I was drunk, already I not knew how dress the domino I had not drawn out.
I threw away the mask and I slept in the cloakroom
As a dog tolerated by the manager
Because it is harmless
And I will write this history to prove I am sublime.
Musical essence of my useless verses,
If I could find you as something I had made
And not stay always in front of the Tabacco Shop in front,
Treading underfoot the consciousness of be existing,
As a carpet where a drunkard stumbles on
Or a door-mat stolen by gypsies and it worths nothing.

But the Tobacco Shop owner has come to the door and is standing there.
I look at him with the discomfort of an half-turned head
And the discomfort of a soul understanding a bit.
He shall die and I shall die.
He shall leave his signboard and I shall leave my verses.
His sign will die, and so will my verses.
And after any moment will die too the street where the signboard is,
And so will the language in which the verses are written.
And so will die the whirling planet where all of this happened.
On other satellites of other systems something like people
Will go on making something like verses and living under things like signboards,

Always one thing in front of the other,
Always one thing as useless as the other,
Always the impossible as stupid as the real,
Always the mystery of the bottom as sure as the sleep of mystery of the top.
Always this or always some other thing, or neither one nor the other,

But a man has entered the Tobacco Shop (to buy tobacco?),
And the plausible reality suddenly falls upon me.
I half rouse myself, energetic, convinced, human,
And I will try to write these verses in which I say the opposite.
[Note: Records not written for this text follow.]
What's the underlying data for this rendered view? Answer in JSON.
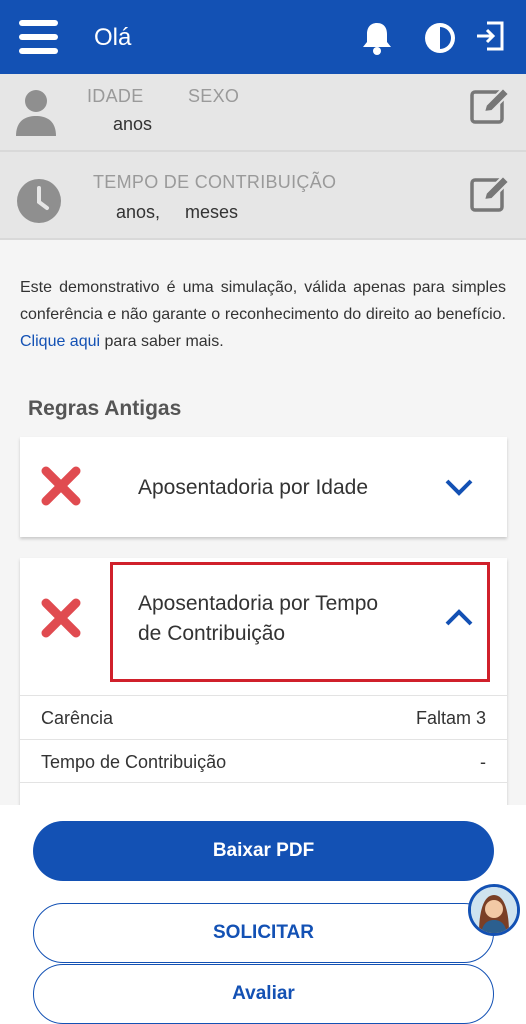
{
  "header": {
    "title": "Olá",
    "menu_icon": "hamburger-icon",
    "bell_icon": "bell-icon",
    "contrast_icon": "contrast-icon",
    "logout_icon": "logout-icon"
  },
  "profile": {
    "age_label": "IDADE",
    "sex_label": "SEXO",
    "age_value": "anos"
  },
  "contribution": {
    "label": "TEMPO DE CONTRIBUIÇÃO",
    "years": "anos,",
    "months": "meses"
  },
  "disclaimer": {
    "text": "Este demonstrativo é uma simulação, válida apenas para simples conferência e não garante o reconhecimento do direito ao benefício.",
    "link": "Clique aqui",
    "suffix": "para saber mais."
  },
  "section": {
    "title": "Regras Antigas"
  },
  "rules": [
    {
      "title": "Aposentadoria por Idade",
      "status": "not-eligible",
      "expanded": false
    },
    {
      "title_line1": "Aposentadoria por Tempo",
      "title_line2": "de Contribuição",
      "status": "not-eligible",
      "expanded": true
    }
  ],
  "details": [
    {
      "label": "Carência",
      "value": "Faltam 3"
    },
    {
      "label": "Tempo de Contribuição",
      "value": "-"
    }
  ],
  "actions": {
    "download": "Baixar PDF",
    "request": "SOLICITAR",
    "rate": "Avaliar"
  },
  "colors": {
    "primary": "#1351b4",
    "danger": "#e04b50",
    "highlight": "#d0202b"
  }
}
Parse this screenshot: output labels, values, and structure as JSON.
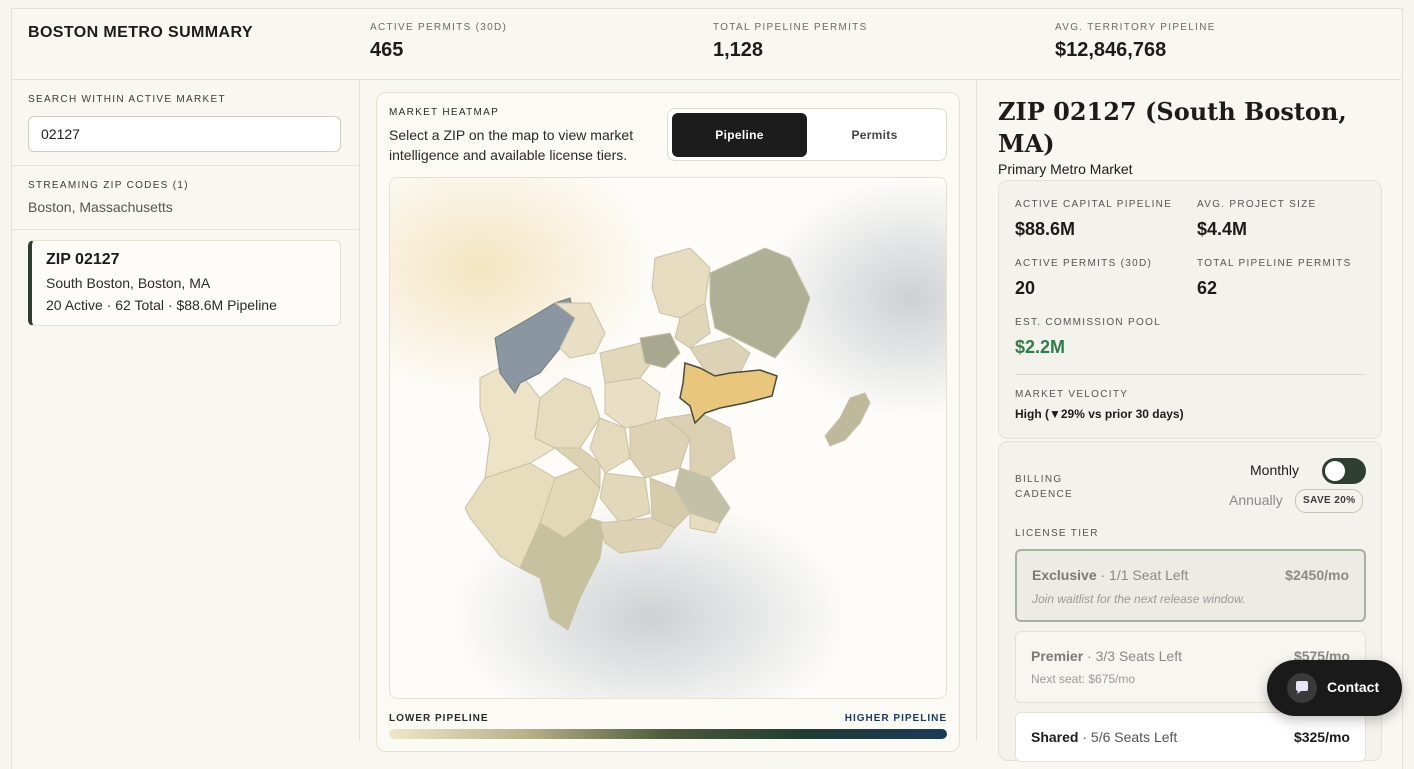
{
  "summary": {
    "title": "BOSTON METRO SUMMARY",
    "stats": [
      {
        "label": "ACTIVE PERMITS (30D)",
        "value": "465"
      },
      {
        "label": "TOTAL PIPELINE PERMITS",
        "value": "1,128"
      },
      {
        "label": "AVG. TERRITORY PIPELINE",
        "value": "$12,846,768"
      }
    ]
  },
  "sidebar": {
    "search_label": "SEARCH WITHIN ACTIVE MARKET",
    "search_value": "02127",
    "streaming_label": "STREAMING ZIP CODES (1)",
    "streaming_location": "Boston, Massachusetts",
    "results": [
      {
        "title": "ZIP 02127",
        "place": "South Boston, Boston, MA",
        "stats": "20 Active · 62 Total · $88.6M Pipeline"
      }
    ]
  },
  "heatmap": {
    "label": "MARKET HEATMAP",
    "description": "Select a ZIP on the map to view market intelligence and available license tiers.",
    "modes": [
      {
        "label": "Pipeline",
        "active": true
      },
      {
        "label": "Permits",
        "active": false
      }
    ],
    "legend_low": "LOWER PIPELINE",
    "legend_high": "HIGHER PIPELINE",
    "colors": {
      "selected": "#e8c77d",
      "dark": "#8a96a0",
      "medium": "#9ea08a",
      "light": "#e8dfc4"
    }
  },
  "detail": {
    "title": "ZIP 02127 (South Boston, MA)",
    "subtitle": "Primary Metro Market",
    "metrics": [
      {
        "label": "ACTIVE CAPITAL PIPELINE",
        "value": "$88.6M"
      },
      {
        "label": "AVG. PROJECT SIZE",
        "value": "$4.4M"
      },
      {
        "label": "ACTIVE PERMITS (30D)",
        "value": "20"
      },
      {
        "label": "TOTAL PIPELINE PERMITS",
        "value": "62"
      },
      {
        "label": "EST. COMMISSION POOL",
        "value": "$2.2M"
      }
    ],
    "velocity_label": "MARKET VELOCITY",
    "velocity_value": "High (▼29% vs prior 30 days)",
    "billing": {
      "label": "BILLING CADENCE",
      "monthly": "Monthly",
      "annually": "Annually",
      "save_badge": "SAVE 20%",
      "monthly_selected": true
    },
    "license_label": "LICENSE TIER",
    "tiers": [
      {
        "name": "Exclusive",
        "seats": " · 1/1 Seat Left",
        "price": "$2450/mo",
        "note": "Join waitlist for the next release window."
      },
      {
        "name": "Premier",
        "seats": " · 3/3 Seats Left",
        "price": "$575/mo",
        "note": "Next seat: $675/mo"
      },
      {
        "name": "Shared",
        "seats": " · 5/6 Seats Left",
        "price": "$325/mo",
        "note": ""
      }
    ],
    "accent_green": "#2e7d4a"
  },
  "contact": {
    "label": "Contact",
    "icon": "chat-bubble-icon"
  }
}
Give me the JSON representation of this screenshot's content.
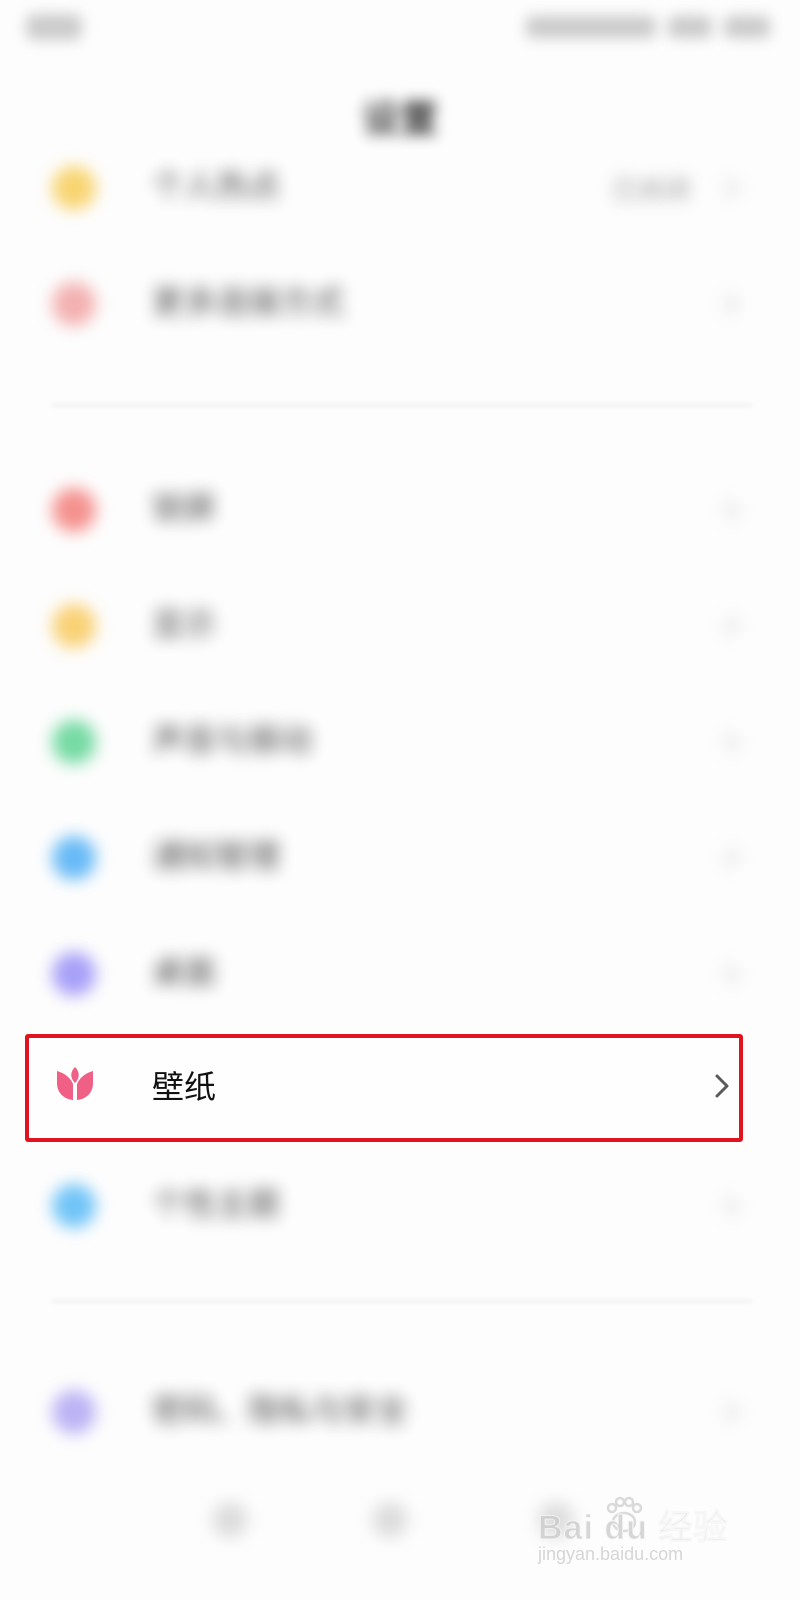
{
  "status_bar": {
    "time": "",
    "icons": [
      "signal-icon",
      "wifi-icon",
      "battery-icon"
    ]
  },
  "header": {
    "title": "设置"
  },
  "settings": {
    "group1": [
      {
        "label": "个人热点",
        "value": "已关闭",
        "icon": "hotspot-icon",
        "color": "#f7c94a"
      },
      {
        "label": "更多连接方式",
        "value": "",
        "icon": "link-icon",
        "color": "#f19b9b"
      }
    ],
    "group2": [
      {
        "label": "锁屏",
        "value": "",
        "icon": "lock-icon",
        "color": "#f2736f"
      },
      {
        "label": "显示",
        "value": "",
        "icon": "display-icon",
        "color": "#f8c54f"
      },
      {
        "label": "声音与振动",
        "value": "",
        "icon": "sound-icon",
        "color": "#4fd08a"
      },
      {
        "label": "通知管理",
        "value": "",
        "icon": "notification-icon",
        "color": "#3ea7f5"
      },
      {
        "label": "桌面",
        "value": "",
        "icon": "home-icon",
        "color": "#8f86f6"
      },
      {
        "label": "壁纸",
        "value": "",
        "icon": "tulip-icon",
        "color": "#ef5f86"
      },
      {
        "label": "个性主题",
        "value": "",
        "icon": "theme-icon",
        "color": "#49b4f6"
      }
    ],
    "group3": [
      {
        "label": "密码、隐私与安全",
        "value": "",
        "icon": "shield-icon",
        "color": "#a99ef2"
      }
    ]
  },
  "highlight": {
    "color": "#e0141e"
  },
  "watermark": {
    "brand": "Bai du 经验",
    "url": "jingyan.baidu.com"
  }
}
I light a cigarette as I think about writing them.
And I taste in the cigarette the liberation from all thoughts.
I follow the smoke as if it were a particular course,
And enjoy, in a sensitive and competent moment,
The liberation of all the speculations
And the conscience that metaphysics is a consequence of bad disposition.

After I lie down on the chair
And continue smoking.
While Destiny allows to me, I will keep smoking.

(If I married my washwoman's daughter
Maybe I should be happy.)
Then, I rise. I go to the window.

The man has come out from the Tobacco Shop (putting change in the pocket of trousers?).
Ah, I know him: he is Esteves without metaphysics.
(The Tobacco Shop owner has come to the door.)
As if by a divine instinct, Esteves turned around and saw me.
He waved goodbye, I greet him "goodbye oh Esteves!", and the universe
Reconstructed itself for me, without ideal nor hope, and the Tobacco Shop owner smiled.